Santo Villacera arregló su deforme calva con un peine chimuelo, guardó luego las flores en su morral, y se despidió con un beso lejano del candil que animaba las tardes de aquella vivienda desvencijada y sombría, hundida en el barrio más pobre de la ciudad.
II
—Había una vez una sirena… —la voz de Ezequiel se deslizaba, tímida, hasta las orejas de su hermana menor—. La sirena se llamaba como tú: Yuli. Sí. Ella… ella vivía en el… séptimo océano. Pero era muy curiosa, muy traviesa y respondona, como tú. Sus papás le prohibieron ir a donde estaban los humanos. Pero ella… un día, nadando con su amiga, su mejor amiga…
—¿La amiga se puede llamar Lol-beh? Así se llama mi mejor amiga de la escuela —sugirió la niña morena, parecida a una soguita de henequén con un nudo como panza, encaramando los codos sobre la mesa de la cocina.
—Sí, está bien —contestó el muchacho, resignado—. Bueno, Lol-beh y Yuli nadaron mucho porque estaban jugando, y nadaron tan lejos que vieron una bola enorme de pronto sobre sus cabezas. —Yuli aspiró mocos ruidosamente, meciéndose en la silla endeble de ciricote. Ezequiel la miraba con paciencia.
—¿Era una nave espacial?
—¿Una qué? No, no, no. Era el sol.
—Ah. ¿Y qué tiene?
—Pues… que ellas no conocían el sol.
—¡Qué bobas! ¿Y por qué no? —dijo Yuli, dando una vuelta completa alrededor de la silla y sentándose de pronto, cruzando los brazos.
—Pues porque vivían en el séptimo océano, ¿te acuerdas?
—Mmm, sí. ¿Podemos hacerla?
—Sí. Hay que traer el material nomás —contestó Ezequiel, ecuánime.
—Pero yo no quiero que sea como siempre, así, de papel —refunfuñó su hermana.
—¿Y cómo quieres que sea?
—Así —dijo la mocosa, saltando de su sitio; después corrió hacia un rincón de la casa donde se apilaban cientos de periódicos viejos; tomó uno para volver apresurada, extendiéndole una página a su hermano—. Así quiero, mira.
—Sec-ción de cultura. Obra-de-ti-títe-res se presenta con é-xito —leyó Ezequiel con dificultad: entre su primaria trunca y lo gastado de la página, se volvía una titánica tarea. La nota estaba acompañada por una fotografía, a duras penas legible por la acción del tiempo y la humedad. Una muñeca de madera y tela sobresalía en la foto, por la opulencia de su hechura, pero sobre todo por la hermosura de sus ojos: una bailarina con alas negras.
—Nosotros no hacemos esto. No sabemos. —El muchachito se dirigió a su hermana con decepción.
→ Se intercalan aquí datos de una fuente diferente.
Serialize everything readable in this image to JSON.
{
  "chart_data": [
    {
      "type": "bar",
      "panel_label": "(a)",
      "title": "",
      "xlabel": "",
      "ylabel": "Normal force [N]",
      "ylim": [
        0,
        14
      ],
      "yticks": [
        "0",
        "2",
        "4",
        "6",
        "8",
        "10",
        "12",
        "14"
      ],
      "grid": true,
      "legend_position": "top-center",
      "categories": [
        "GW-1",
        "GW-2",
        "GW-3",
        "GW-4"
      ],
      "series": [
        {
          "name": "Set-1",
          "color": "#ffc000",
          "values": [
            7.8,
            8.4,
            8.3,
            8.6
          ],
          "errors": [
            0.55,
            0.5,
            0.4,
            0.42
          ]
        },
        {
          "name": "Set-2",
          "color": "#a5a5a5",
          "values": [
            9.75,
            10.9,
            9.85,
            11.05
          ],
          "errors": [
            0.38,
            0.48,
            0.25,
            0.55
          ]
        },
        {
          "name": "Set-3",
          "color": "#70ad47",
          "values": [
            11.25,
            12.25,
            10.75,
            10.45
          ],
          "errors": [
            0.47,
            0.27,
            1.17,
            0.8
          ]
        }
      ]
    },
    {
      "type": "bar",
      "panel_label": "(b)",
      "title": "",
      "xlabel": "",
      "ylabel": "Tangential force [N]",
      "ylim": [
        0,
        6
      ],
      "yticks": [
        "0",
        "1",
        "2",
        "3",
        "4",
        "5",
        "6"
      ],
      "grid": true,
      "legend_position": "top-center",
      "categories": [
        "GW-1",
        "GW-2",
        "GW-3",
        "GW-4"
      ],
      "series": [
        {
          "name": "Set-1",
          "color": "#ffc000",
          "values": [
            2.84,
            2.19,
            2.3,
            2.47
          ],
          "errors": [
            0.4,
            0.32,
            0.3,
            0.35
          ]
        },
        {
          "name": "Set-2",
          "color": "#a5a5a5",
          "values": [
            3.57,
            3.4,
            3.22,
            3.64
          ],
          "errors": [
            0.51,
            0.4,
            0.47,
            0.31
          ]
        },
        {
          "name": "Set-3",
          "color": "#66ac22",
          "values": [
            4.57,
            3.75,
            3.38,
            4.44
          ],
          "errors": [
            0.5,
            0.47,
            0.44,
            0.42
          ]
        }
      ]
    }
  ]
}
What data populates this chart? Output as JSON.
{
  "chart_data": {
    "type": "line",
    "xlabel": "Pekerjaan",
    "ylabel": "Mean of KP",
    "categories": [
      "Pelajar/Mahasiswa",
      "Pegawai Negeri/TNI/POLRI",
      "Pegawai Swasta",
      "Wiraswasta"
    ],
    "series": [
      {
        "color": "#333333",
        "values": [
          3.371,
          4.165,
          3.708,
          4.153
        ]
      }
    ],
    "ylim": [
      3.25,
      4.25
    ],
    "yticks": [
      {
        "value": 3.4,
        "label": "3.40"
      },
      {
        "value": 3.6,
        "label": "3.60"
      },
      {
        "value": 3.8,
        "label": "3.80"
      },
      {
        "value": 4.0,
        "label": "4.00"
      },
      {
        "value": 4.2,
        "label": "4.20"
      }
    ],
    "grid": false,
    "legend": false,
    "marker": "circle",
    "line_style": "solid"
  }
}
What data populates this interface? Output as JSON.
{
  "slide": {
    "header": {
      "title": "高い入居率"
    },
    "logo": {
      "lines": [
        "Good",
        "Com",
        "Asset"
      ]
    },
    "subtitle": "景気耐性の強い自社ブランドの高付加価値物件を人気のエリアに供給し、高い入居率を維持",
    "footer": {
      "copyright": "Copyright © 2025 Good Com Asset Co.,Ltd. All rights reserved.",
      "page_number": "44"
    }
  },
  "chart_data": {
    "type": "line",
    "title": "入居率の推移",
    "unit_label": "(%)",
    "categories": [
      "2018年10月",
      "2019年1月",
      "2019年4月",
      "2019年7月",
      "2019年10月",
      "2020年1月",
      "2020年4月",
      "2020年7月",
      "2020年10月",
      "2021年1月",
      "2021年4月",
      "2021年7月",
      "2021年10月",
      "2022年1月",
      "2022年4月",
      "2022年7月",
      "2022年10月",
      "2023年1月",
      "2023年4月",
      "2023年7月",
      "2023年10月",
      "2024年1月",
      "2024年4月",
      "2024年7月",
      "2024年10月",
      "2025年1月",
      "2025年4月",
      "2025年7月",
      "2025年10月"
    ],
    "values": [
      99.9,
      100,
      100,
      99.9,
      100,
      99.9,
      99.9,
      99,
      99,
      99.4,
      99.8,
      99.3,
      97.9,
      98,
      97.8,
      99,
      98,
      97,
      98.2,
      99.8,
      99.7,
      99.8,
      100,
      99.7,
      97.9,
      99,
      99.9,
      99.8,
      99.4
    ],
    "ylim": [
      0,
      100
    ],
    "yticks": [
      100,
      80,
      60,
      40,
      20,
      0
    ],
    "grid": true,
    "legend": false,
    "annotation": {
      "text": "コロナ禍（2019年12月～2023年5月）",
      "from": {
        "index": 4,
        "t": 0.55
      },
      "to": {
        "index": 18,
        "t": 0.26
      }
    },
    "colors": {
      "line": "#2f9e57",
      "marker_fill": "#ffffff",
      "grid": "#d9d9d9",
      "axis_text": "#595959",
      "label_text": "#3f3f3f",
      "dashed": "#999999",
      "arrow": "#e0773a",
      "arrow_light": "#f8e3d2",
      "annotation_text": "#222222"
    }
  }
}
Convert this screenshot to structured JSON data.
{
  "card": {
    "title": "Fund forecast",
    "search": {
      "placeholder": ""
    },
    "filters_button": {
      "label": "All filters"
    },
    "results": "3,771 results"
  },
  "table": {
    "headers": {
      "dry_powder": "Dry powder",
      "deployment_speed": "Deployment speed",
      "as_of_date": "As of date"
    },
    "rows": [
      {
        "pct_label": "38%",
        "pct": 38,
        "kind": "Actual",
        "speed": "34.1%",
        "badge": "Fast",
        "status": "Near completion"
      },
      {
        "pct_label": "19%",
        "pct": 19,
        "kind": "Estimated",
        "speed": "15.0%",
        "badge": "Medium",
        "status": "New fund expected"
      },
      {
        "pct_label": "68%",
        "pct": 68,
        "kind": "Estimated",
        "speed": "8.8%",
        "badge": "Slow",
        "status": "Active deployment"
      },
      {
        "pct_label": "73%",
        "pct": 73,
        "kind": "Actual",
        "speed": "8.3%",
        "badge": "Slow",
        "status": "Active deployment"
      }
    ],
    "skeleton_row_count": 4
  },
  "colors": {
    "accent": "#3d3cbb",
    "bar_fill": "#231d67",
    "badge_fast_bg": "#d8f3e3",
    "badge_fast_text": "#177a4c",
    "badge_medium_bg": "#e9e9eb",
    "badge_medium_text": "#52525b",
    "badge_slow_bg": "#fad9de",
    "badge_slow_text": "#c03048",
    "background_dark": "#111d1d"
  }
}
Yuli no lo oyó. Se arrastró debajo del lavabo, sacó y volteó una lata de leche, oxidada y atravesada con hilos de hamaca en los costados: sentándose sobre ella para pegar las piernas, imitando a una cola escamosa, comenzó a jugar a la sirena; luego, se paró encima del aluminio, extendiendo las manos.
—¿Y qué pasó después de que vieron el sol? —preguntó la niña.
—¿Eh?
—¡Las sirenas!
—Ah, bueno… Pues… Les asombró tanto que quisieron ir a él —contestó Ezequiel, regresando el periódico a la montaña—, y entonces… las capturaron.
—¿Los piratas? —Yuli sacó la mandíbula, y cerró un ojo, para convertirse en pirata.
—Em… sí, los piratas.
—Las mataron…
—No, no… sólo… las llevaron a…
—Ay, hermano, ya sé que las mataron. Igual que a papá y a mamá, o como en la telenovela de la tía, cuando matan a la muchacha esa. Pobrecitas sirenas... Nunca debieron desear el sol. Te matan los piratas, te matan.
La niña se alejó canturreando la última frase, y Ezequiel observó, divertido, cómo salía hacia el patio para alborotar a los perros durmientes.